Vous êtes partie en Australie après votre CAP, puis à Paris, vous voilà désormais de retour dans votre ville natale. La boucle est bouclée. Vous pensiez revenir un jour à La Rochelle ?

À l’époque, je voulais racheter ces boulangeries mais je n’avais ni les moyens ni les connaissances nécessaires. J’ai donc proposé à Denis Baron de me transmettre son savoir. Mon idée était d’apprendre à ses côtés pendant quatre ou cinq ans, le temps qu’il parte à la retraite, pour ensuite racheter ses parts progressivement. Finalement, cela ne s’est pas fait mais l’idée d’acheter ces deux boulangeries était restée dans un coin de ma tête. C’est devenu un peu une obsession.

Aujourd’hui, quand j’arrive Chez Paillat à 4 heures du matin, j’en ai les larmes aux yeux. Je m’y revois il y a dix-huit ans, alors que j’avais 18 ans, quand j’arrivais à vélo pour aller cuire de la viennoiserie. Maintenant j’y vais en voiture (rires). C’est beaucoup d’émotions.

Vous avez tenu à conserver les noms d’origine des établissements. Vous y avez juste apposé votre nom.

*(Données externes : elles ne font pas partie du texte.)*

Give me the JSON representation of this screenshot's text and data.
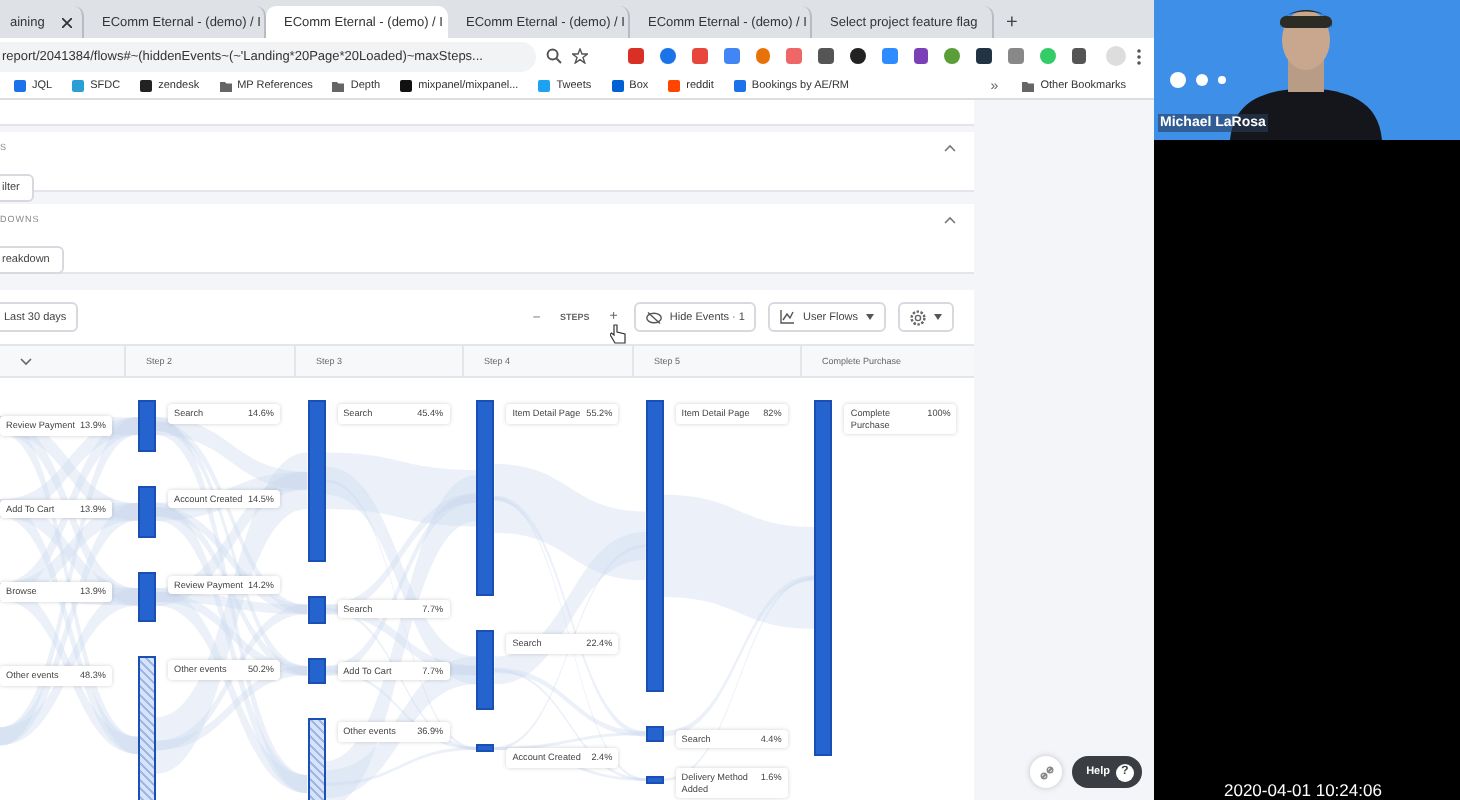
{
  "browser": {
    "tabs": [
      {
        "title": "aining",
        "selected": false
      },
      {
        "title": "EComm Eternal - (demo) / I",
        "selected": false
      },
      {
        "title": "EComm Eternal - (demo) / I",
        "selected": true
      },
      {
        "title": "EComm Eternal - (demo) / I",
        "selected": false
      },
      {
        "title": "EComm Eternal - (demo) / I",
        "selected": false
      },
      {
        "title": "Select project feature flag",
        "selected": false
      }
    ],
    "new_tab": "+",
    "address": "report/2041384/flows#~(hiddenEvents~(~'Landing*20Page*20Loaded)~maxSteps...",
    "bookmarks": [
      {
        "label": "JQL"
      },
      {
        "label": "SFDC"
      },
      {
        "label": "zendesk"
      },
      {
        "label": "MP References"
      },
      {
        "label": "Depth"
      },
      {
        "label": "mixpanel/mixpanel..."
      },
      {
        "label": "Tweets"
      },
      {
        "label": "Box"
      },
      {
        "label": "reddit"
      },
      {
        "label": "Bookings by AE/RM"
      }
    ],
    "overflow": "»",
    "other_bookmarks": "Other Bookmarks"
  },
  "sections": [
    {
      "title": "S",
      "button": "ilter",
      "expanded": true
    },
    {
      "title": "DOWNS",
      "button": "reakdown",
      "expanded": true
    }
  ],
  "flows": {
    "date_range": "Last 30 days",
    "steps_minus": "–",
    "steps_label": "STEPS",
    "steps_plus": "+",
    "hide_events": "Hide Events · 1",
    "view": "User Flows",
    "columns": [
      {
        "nodes": [
          {
            "label": "Review Payment",
            "percent": "13.9%",
            "kind": "event"
          },
          {
            "label": "Add To Cart",
            "percent": "13.9%",
            "kind": "event"
          },
          {
            "label": "Browse",
            "percent": "13.9%",
            "kind": "event"
          },
          {
            "label": "Other events",
            "percent": "48.3%",
            "kind": "other"
          }
        ]
      },
      {
        "header": "Step 2",
        "nodes": [
          {
            "label": "Search",
            "percent": "14.6%",
            "kind": "event"
          },
          {
            "label": "Account Created",
            "percent": "14.5%",
            "kind": "event"
          },
          {
            "label": "Review Payment",
            "percent": "14.2%",
            "kind": "event"
          },
          {
            "label": "Other events",
            "percent": "50.2%",
            "kind": "other"
          }
        ]
      },
      {
        "header": "Step 3",
        "nodes": [
          {
            "label": "Search",
            "percent": "45.4%",
            "kind": "event"
          },
          {
            "label": "Search",
            "percent": "7.7%",
            "kind": "event"
          },
          {
            "label": "Add To Cart",
            "percent": "7.7%",
            "kind": "event"
          },
          {
            "label": "Other events",
            "percent": "36.9%",
            "kind": "other"
          }
        ]
      },
      {
        "header": "Step 4",
        "nodes": [
          {
            "label": "Item Detail Page",
            "percent": "55.2%",
            "kind": "event"
          },
          {
            "label": "Search",
            "percent": "22.4%",
            "kind": "event"
          },
          {
            "label": "Account Created",
            "percent": "2.4%",
            "kind": "event"
          }
        ]
      },
      {
        "header": "Step 5",
        "nodes": [
          {
            "label": "Item Detail Page",
            "percent": "82%",
            "kind": "event"
          },
          {
            "label": "Search",
            "percent": "4.4%",
            "kind": "event"
          },
          {
            "label": "Delivery Method Added",
            "percent": "1.6%",
            "kind": "event"
          }
        ]
      },
      {
        "header": "Complete Purchase",
        "nodes": [
          {
            "label": "Complete Purchase",
            "percent": "100%",
            "kind": "event"
          }
        ]
      }
    ]
  },
  "help": {
    "label": "Help",
    "glyph": "?"
  },
  "call": {
    "participant": "Michael LaRosa",
    "timestamp": "2020-04-01 10:24:06"
  }
}
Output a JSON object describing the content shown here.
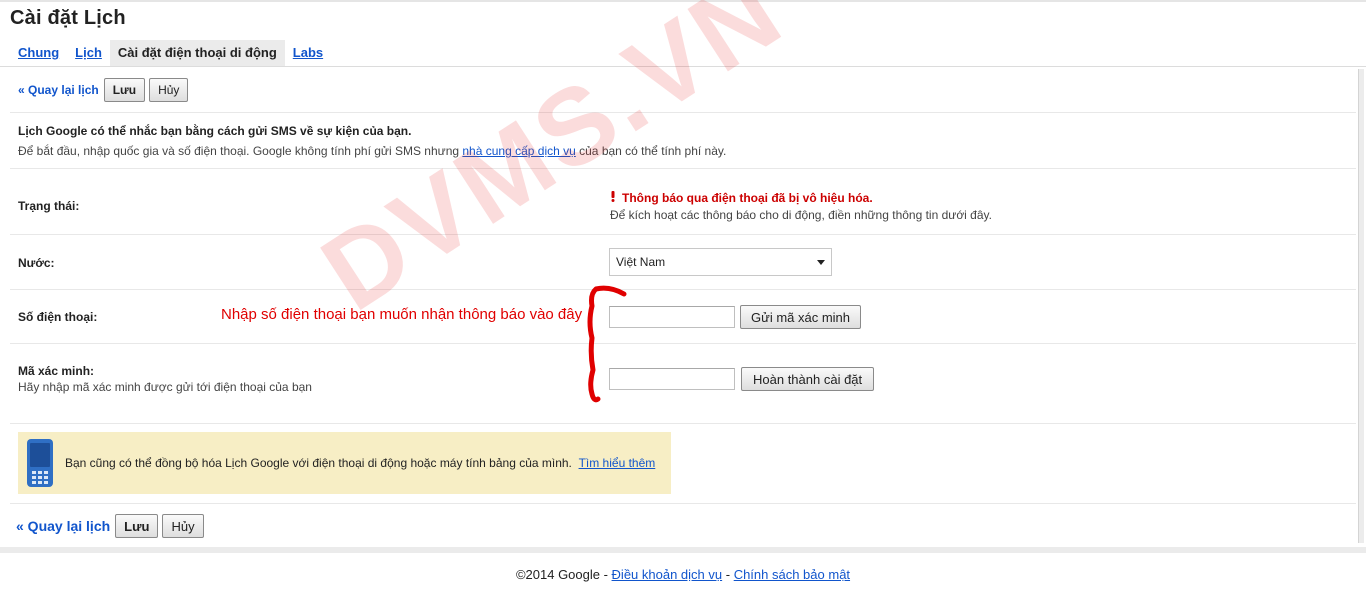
{
  "header": {
    "title": "Cài đặt Lịch"
  },
  "tabs": [
    {
      "label": "Chung",
      "active": false
    },
    {
      "label": "Lịch",
      "active": false
    },
    {
      "label": "Cài đặt điện thoại di động",
      "active": true
    },
    {
      "label": "Labs",
      "active": false
    }
  ],
  "toolbar_top": {
    "back_label": "« Quay lại lịch",
    "save_label": "Lưu",
    "cancel_label": "Hủy"
  },
  "intro": {
    "heading": "Lịch Google có thể nhắc bạn bằng cách gửi SMS về sự kiện của bạn.",
    "text_before": "Để bắt đầu, nhập quốc gia và số điện thoại. Google không tính phí gửi SMS nhưng ",
    "link": "nhà cung cấp dịch vụ",
    "text_after": " của bạn có thể tính phí này."
  },
  "status": {
    "label": "Trạng thái:",
    "warning": "Thông báo qua điện thoại đã bị vô hiệu hóa.",
    "hint": "Để kích hoạt các thông báo cho di động, điền những thông tin dưới đây."
  },
  "country": {
    "label": "Nước:",
    "selected": "Việt Nam"
  },
  "phone": {
    "label": "Số điện thoại:",
    "value": "",
    "button": "Gửi mã xác minh"
  },
  "verify": {
    "label": "Mã xác minh:",
    "sublabel": "Hãy nhập mã xác minh được gửi tới điện thoại của bạn",
    "value": "",
    "button": "Hoàn thành cài đặt"
  },
  "annotation": {
    "text": "Nhập số điện thoại bạn muốn nhận thông báo vào đây"
  },
  "sync_box": {
    "text": "Bạn cũng có thể đồng bộ hóa Lịch Google với điện thoại di động hoặc máy tính bảng của mình.",
    "link": "Tìm hiểu thêm"
  },
  "toolbar_bottom": {
    "back_label": "« Quay lại lịch",
    "save_label": "Lưu",
    "cancel_label": "Hủy"
  },
  "footer": {
    "copyright": "©2014 Google",
    "separator": " - ",
    "terms": "Điều khoản dịch vụ",
    "privacy": "Chính sách bảo mật"
  },
  "watermark": {
    "text": "DVMS.VN"
  },
  "colors": {
    "link": "#1155cc",
    "warning": "#cc0000",
    "info_bg": "#f7eec5",
    "annotation": "#e00000"
  }
}
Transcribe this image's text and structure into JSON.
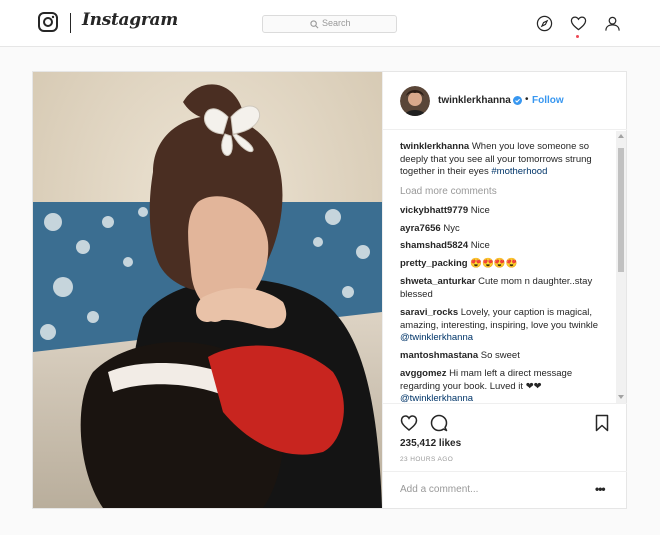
{
  "app": {
    "wordmark": "Instagram"
  },
  "search": {
    "placeholder": "Search"
  },
  "nav": {
    "icons": [
      "compass-icon",
      "heart-icon",
      "profile-icon"
    ]
  },
  "post": {
    "author": "twinklerkhanna",
    "follow_label": "Follow",
    "dot": "•",
    "caption": {
      "user": "twinklerkhanna",
      "text": "When you love someone so deeply that you see all your tomorrows strung together in their eyes",
      "hashtag": "#motherhood"
    },
    "load_more": "Load more comments",
    "comments": [
      {
        "user": "vickybhatt9779",
        "text": "Nice"
      },
      {
        "user": "ayra7656",
        "text": "Nyc"
      },
      {
        "user": "shamshad5824",
        "text": "Nice"
      },
      {
        "user": "pretty_packing",
        "text": "😍😍😍😍"
      },
      {
        "user": "shweta_anturkar",
        "text": "Cute mom n daughter..stay blessed"
      },
      {
        "user": "saravi_rocks",
        "text": "Lovely, your caption is magical, amazing, interesting, inspiring, love you twinkle",
        "mention": "@twinklerkhanna"
      },
      {
        "user": "mantoshmastana",
        "text": "So sweet"
      },
      {
        "user": "avggomez",
        "text": "Hi mam left a direct message regarding your book. Luved it ❤❤",
        "mention": "@twinklerkhanna"
      }
    ],
    "likes": "235,412 likes",
    "time": "23 HOURS AGO",
    "add_comment_placeholder": "Add a comment...",
    "more_label": "•••"
  },
  "colors": {
    "link": "#3897f0",
    "tag": "#003569",
    "notif": "#ed4956"
  }
}
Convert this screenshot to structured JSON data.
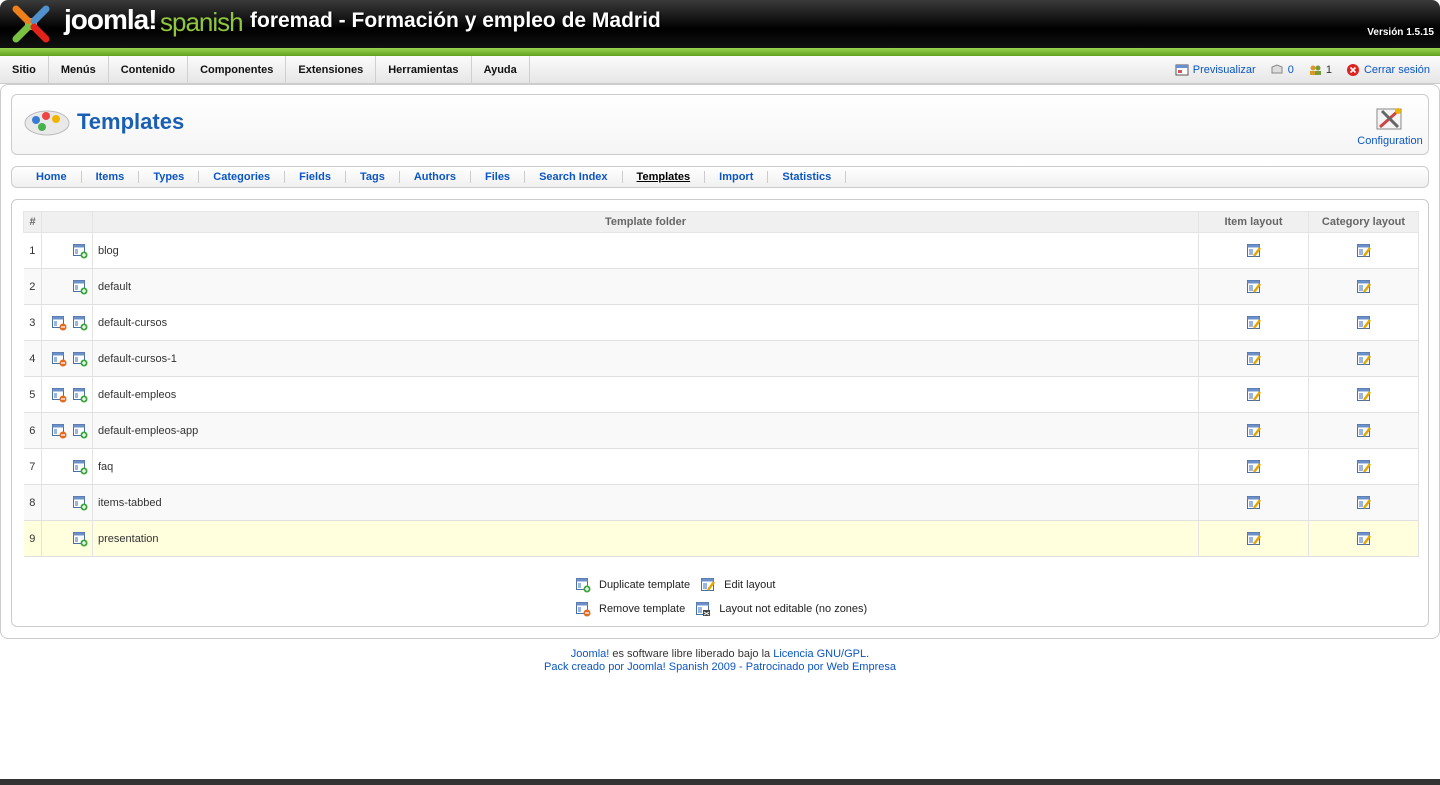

J’aime l’histoire qu’il y a derrière ces boulangeries. Elles ont leur passé, leurs clients. Je me contente d’apporter ma petite pierre par-dessus.

Vous conservez un pied à Paris malgré tout ?

Je ne me voyais pas quitter totalement Paris. C’est là qu’on a commencé Delicatisserie, cela a été dur pendant quatre ans, on a travaillé jour et nuit, sans vacances, je ne me voyais pas tout mettre à la poubelle. Je continue donc de vivre la moitié du temps environ à Paris, avec mon mari et mes deux filles.

Denis Baron vous a fait confiance à l’époque. Que diriez-vous aux jeunes qui veulent se lancer aujourd’hui ?

Il faut oser, savoir saisir les opportunités. Mais il faut d’abord se construire de belles fondations et savoir prendre le temps. Il y a dix ans, ce n’était pas le bon moment ; je serais passée à côté d’un projet incroyable avec toute l’équipe qui me suit maintenant. L’artisanat, c’est vraiment un sport collectif, qui demande rapidité, précision et exigence.

L’apprentissage a longtemps été déprécié. La donne semble avoir changé aujourd’hui.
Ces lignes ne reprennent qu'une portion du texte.